Voilà donc mes observations sur le projet de loi de crédits provisoires. J’ai hâte de lire le Budget principal des dépenses, car nous pourrons alors étudier tous les détails du projet de loi.

Son Honneur le Président [ + ]

Sénatrice Marshall, vous avez encore du temps. Une sénatrice souhaiterait poser une question. Accepteriez-vous d’y répondre?

La sénatrice Marshall [ + ]

Oui, bien entendu.

Merci, sénatrice Marshall. Vous avez dit que vous deviez répéter la même chose plusieurs fois pour être entendue. Je voudrais vous dire que je vous ai entendue et que je suis inquiète, tout comme vous, de ne voir que le tiers de l’ensemble des dépenses.

Étant donné que vous siégez au Comité des finances nationales depuis beaucoup plus longtemps que moi, voudriez-vous me dire si les choses se faisaient ainsi il y a quelques années? Est-il normal de ne voir que le tiers des dépenses ou est-ce une conséquence de la COVID? Merci.

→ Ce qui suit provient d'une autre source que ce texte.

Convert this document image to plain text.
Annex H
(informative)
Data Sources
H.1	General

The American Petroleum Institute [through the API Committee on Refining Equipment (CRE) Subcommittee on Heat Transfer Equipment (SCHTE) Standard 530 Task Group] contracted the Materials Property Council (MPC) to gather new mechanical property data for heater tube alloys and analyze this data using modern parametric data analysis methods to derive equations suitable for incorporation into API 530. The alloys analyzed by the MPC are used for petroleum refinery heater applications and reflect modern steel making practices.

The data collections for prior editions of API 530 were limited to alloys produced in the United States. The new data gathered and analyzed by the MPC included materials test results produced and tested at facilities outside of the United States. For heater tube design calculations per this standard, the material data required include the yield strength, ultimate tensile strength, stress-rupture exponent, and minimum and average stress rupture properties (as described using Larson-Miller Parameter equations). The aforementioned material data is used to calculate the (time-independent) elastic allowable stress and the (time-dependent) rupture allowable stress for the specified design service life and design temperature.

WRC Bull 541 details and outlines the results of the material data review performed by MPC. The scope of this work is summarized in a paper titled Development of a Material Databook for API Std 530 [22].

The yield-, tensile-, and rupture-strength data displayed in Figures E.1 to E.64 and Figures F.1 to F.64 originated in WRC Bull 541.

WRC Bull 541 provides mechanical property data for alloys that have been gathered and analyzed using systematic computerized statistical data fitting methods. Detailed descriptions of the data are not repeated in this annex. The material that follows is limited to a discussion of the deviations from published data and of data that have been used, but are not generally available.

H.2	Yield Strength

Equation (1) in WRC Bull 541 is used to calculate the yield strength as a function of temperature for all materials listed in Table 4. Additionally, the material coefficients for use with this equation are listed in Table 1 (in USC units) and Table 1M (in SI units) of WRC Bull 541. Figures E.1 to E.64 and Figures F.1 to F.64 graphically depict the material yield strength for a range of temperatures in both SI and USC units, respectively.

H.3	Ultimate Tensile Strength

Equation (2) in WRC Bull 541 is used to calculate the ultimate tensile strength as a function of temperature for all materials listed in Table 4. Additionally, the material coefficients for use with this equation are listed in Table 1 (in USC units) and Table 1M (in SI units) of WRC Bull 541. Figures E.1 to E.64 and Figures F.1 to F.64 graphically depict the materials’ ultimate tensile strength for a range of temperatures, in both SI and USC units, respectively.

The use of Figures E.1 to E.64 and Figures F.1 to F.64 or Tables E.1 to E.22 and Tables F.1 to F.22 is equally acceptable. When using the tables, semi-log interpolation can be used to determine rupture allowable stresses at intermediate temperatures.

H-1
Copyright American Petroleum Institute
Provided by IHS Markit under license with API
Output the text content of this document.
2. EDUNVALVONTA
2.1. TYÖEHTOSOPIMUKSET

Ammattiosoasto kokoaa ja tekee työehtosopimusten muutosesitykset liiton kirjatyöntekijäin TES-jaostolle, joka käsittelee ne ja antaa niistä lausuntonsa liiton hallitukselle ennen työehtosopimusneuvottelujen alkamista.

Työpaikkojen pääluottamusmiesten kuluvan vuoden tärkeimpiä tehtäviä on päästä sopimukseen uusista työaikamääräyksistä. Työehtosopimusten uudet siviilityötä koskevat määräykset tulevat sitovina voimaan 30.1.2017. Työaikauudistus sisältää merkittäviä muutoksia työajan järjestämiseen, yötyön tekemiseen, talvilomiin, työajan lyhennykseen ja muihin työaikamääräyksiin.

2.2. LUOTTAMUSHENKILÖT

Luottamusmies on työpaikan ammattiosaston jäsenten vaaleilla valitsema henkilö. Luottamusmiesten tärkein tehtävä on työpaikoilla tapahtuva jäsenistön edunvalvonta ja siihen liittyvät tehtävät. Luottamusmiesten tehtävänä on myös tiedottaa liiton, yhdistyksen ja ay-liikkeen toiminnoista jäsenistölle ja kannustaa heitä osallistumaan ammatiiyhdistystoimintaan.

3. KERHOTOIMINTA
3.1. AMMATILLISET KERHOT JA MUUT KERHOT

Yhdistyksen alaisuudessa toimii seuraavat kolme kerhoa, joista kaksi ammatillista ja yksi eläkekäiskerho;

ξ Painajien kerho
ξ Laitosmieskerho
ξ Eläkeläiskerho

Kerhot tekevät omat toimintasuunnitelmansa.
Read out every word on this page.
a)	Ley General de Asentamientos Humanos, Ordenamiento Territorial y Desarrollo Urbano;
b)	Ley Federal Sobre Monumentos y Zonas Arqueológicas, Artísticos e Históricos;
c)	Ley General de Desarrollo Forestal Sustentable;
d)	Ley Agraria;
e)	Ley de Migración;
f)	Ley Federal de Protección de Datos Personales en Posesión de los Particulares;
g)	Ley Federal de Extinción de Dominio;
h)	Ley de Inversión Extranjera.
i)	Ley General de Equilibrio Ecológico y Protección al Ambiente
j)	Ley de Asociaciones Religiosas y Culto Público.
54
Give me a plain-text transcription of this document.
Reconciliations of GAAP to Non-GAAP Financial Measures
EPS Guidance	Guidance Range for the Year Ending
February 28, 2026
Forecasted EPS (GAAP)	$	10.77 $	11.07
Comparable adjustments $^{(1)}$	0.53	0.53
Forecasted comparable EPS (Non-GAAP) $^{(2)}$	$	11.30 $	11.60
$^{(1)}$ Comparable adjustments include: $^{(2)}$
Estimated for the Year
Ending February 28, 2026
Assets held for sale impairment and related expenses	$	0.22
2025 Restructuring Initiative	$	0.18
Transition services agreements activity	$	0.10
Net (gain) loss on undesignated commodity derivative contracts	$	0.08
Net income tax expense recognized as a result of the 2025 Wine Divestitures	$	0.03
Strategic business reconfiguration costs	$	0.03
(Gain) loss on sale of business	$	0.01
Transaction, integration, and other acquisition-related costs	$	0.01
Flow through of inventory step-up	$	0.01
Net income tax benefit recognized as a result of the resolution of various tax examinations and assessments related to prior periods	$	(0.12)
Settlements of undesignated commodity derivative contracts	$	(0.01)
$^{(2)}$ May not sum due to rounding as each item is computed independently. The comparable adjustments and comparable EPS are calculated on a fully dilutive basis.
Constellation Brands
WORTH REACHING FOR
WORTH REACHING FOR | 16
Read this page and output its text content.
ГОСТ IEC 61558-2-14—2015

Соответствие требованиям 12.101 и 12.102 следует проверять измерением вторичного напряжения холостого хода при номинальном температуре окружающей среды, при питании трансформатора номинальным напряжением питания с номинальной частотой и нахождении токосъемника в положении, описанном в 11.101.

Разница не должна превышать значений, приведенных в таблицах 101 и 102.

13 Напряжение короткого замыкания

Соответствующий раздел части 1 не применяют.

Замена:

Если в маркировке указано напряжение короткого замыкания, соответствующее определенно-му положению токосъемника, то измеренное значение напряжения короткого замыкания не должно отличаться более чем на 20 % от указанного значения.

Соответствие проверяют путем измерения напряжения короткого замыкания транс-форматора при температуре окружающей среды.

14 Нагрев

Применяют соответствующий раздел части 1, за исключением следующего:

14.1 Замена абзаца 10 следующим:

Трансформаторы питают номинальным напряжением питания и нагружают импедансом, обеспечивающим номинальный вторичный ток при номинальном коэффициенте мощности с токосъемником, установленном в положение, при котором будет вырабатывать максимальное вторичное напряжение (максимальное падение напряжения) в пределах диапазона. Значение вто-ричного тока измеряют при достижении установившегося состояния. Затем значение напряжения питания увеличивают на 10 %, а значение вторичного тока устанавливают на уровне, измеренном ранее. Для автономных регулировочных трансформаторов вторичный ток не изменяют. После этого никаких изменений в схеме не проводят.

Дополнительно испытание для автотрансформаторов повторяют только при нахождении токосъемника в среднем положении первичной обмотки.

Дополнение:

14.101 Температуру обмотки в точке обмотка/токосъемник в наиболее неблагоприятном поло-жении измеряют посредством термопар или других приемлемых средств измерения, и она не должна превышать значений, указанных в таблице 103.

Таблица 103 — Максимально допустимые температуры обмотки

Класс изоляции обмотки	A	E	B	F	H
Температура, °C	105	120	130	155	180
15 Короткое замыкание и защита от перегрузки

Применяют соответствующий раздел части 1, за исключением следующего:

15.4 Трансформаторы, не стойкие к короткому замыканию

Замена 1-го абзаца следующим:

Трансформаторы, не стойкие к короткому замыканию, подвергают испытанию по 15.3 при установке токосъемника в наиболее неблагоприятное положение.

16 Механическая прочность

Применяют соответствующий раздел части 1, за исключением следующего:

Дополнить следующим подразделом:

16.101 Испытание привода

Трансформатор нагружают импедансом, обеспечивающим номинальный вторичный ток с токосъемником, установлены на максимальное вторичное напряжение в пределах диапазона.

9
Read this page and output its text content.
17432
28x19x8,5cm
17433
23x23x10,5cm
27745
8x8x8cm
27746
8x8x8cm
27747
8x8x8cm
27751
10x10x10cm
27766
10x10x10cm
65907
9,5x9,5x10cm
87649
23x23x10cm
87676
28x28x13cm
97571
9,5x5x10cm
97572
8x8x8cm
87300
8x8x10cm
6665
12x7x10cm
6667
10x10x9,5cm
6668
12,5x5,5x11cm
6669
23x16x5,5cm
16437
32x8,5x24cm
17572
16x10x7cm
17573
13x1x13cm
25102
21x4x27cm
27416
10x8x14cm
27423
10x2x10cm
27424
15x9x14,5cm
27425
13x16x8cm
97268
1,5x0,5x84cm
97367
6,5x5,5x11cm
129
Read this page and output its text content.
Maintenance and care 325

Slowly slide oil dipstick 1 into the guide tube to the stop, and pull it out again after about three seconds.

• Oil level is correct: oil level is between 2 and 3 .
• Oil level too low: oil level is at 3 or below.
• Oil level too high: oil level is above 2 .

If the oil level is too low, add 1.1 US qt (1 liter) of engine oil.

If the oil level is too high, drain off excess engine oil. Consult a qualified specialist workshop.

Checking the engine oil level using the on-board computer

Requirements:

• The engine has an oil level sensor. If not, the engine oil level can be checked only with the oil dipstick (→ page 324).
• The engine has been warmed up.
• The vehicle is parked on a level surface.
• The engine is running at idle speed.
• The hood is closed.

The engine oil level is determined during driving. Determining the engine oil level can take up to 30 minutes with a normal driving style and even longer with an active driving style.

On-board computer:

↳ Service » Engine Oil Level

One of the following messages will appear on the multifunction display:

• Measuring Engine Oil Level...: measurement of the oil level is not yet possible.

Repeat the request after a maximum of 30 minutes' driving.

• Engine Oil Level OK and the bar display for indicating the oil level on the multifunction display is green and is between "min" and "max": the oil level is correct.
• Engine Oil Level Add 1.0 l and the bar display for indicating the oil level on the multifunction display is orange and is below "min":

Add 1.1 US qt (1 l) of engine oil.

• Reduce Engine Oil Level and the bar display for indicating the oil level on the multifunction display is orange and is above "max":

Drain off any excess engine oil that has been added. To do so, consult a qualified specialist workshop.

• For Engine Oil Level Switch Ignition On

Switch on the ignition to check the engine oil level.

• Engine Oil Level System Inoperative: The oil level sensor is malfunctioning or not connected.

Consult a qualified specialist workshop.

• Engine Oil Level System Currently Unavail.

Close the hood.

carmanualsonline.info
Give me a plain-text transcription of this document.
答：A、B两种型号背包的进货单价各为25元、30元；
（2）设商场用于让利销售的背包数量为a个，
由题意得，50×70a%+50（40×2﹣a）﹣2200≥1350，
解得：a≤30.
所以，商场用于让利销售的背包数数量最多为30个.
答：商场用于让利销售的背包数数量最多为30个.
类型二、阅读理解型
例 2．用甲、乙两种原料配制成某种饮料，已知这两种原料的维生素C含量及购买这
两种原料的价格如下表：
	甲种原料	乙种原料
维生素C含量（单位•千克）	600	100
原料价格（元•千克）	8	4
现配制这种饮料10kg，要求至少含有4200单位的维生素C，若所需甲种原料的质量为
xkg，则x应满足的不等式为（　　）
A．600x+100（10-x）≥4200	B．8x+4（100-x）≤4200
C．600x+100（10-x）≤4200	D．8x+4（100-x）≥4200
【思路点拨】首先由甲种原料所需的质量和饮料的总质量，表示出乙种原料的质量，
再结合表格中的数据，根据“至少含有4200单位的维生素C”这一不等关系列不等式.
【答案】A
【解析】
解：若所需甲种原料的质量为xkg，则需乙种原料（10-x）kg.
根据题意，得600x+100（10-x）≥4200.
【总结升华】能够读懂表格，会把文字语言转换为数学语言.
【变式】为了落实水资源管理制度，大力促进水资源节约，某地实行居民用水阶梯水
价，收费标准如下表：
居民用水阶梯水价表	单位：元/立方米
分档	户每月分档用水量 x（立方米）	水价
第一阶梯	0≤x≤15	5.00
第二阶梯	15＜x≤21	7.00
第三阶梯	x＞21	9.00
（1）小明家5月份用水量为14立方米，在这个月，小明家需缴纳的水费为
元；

La sénatrice Marshall [ + ]

Non, la COVID n’explique pas cette situation. La pandémie l’a peut-être aggravée parce qu’une partie des dépenses liées à la COVID étaient législatives. Cela dit, le problème a toujours existé. Je pense en avoir parlé au Sénat à maintes reprises. En fait, j’ai rédigé une lettre — elle n’est pas tout à fait prête à être envoyée comme j’attends la traduction — qui demande que le Comité des finances nationales fasse l’examen de l’utilisation de ces 308 milliards de dollars. Je crains que les membres du Comité des finances pensent que toutes les dépenses se trouvent dans le Budget principal des dépenses et les budgets supplémentaires des dépenses alors que ce n’est pas le cas. Il y a beaucoup d’autres sommes qui sont dépensées à l’extérieur du processus, et les membres du comité devraient en être informés. Nous devrions suivre ces fonds, assurer une surveillance et en faire rapport à nos collègues du Sénat.

Son Honneur le Président [ + ]

Les honorables sénateurs sont-ils prêts à se prononcer?

Son Honneur le Président [ + ]

L’honorable sénatrice Gagné, avec l’appui de l’honorable sénatrice LaBoucane-Benson, propose que le projet de loi soit lu pour la troisième fois. Que les sénateurs qui sont contre la motion veuillent bien dire non.

Son Honneur le Président [ + ]

J’ai entendu un non. Que les sénateurs qui sont en faveur de la motion et qui sont sur place veuillent bien dire oui.

Son Honneur le Président [ + ]

Que les sénateurs qui sont contre la motion et qui sont sur place veuillent bien dire non.

Son Honneur le Président [ + ]

À mon avis, les oui l’emportent.

Son Honneur le Président [ + ]

Y a-t-il entente au sujet de la sonnerie?